Where was I again? Ah, yes. The local store I’d like to purchase my fabric from is currently closed for in-store shopping, which I fully support, and the only way to browse their selection is online. But I don’t know how I can buy fabric without feeling its weight between my fingers and rubbing it against my skin. As with most things clothing-related, I trace this need back to my mother, who always pored over a textile’s zat dei (質地) before buying. She instilled in me the importance of considering the texture and quality of any material, whether it’s for a t-shirt or a wedding gown. Zat dei is everything.

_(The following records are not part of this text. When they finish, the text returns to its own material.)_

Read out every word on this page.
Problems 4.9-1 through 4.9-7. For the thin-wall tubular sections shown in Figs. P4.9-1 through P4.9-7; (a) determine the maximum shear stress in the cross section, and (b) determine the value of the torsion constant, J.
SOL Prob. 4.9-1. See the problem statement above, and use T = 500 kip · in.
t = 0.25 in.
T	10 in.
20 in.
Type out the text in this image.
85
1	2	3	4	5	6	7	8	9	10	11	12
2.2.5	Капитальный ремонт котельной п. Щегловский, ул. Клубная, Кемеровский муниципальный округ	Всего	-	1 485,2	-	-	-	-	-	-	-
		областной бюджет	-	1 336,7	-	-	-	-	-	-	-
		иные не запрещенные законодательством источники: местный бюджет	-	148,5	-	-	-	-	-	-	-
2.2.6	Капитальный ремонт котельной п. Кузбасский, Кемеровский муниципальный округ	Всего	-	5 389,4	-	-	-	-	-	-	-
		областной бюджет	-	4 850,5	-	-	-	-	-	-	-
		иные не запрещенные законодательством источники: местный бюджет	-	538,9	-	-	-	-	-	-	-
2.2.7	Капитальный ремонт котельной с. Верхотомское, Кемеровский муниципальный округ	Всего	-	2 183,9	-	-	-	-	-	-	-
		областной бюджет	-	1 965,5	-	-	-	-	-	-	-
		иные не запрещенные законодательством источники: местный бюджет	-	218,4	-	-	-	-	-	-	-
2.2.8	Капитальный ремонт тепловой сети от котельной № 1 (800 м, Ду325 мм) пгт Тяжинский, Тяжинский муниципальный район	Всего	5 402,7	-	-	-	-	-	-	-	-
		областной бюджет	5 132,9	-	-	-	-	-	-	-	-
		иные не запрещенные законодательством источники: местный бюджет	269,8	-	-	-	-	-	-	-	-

Over the years, I’ve come up with an arbitrary list of fabric types with an acceptable zat dei. They include, but are not limited to: cotton poplin, ponte, boiled wool, cashmere, flannel, french terry, most silks, velvet and corduroy. On the flip side, the ones I tend to avoid are jersey, fleece, chiffon, velour, boucle, satin and most synthetics, especially lyocell. I don’t really understand how I decide what goes on which list. It’s instinctive. But the times I’ve gone against my gut, I have always regretted it.
So here we are, at the point in the pandemic where I make lists of fabric for no discernable reason. But hey, why not?
As Sam Anderson so accurately observes in his glorious NYT Letter of Recommendation about eating chips:
A pandemic, it turns out, produces a curious paradox: It not only creates a shrieking worldwide drama of existential dread—it also puts relentless pressure on the most mundane aspects of our everyday lives. For nearly a year now, many of us have been locked in a controlled environment, a closed lab of selfhood: the Quarantine Institute of Applied Subjectivity. Our homes have become biodomes designed to study the fragile ecosystems of Us. All our neuroses and addictions and habits are under the microscope. […] We have turned into scientists of ourselves.
I’ll let myself off the hook, then, and call it field research. And while I’m not entirely sure about the parameters of this little experiment or what I expect it to yield, I hope you don’t mind my collecting data and sharing it with you in the name of science.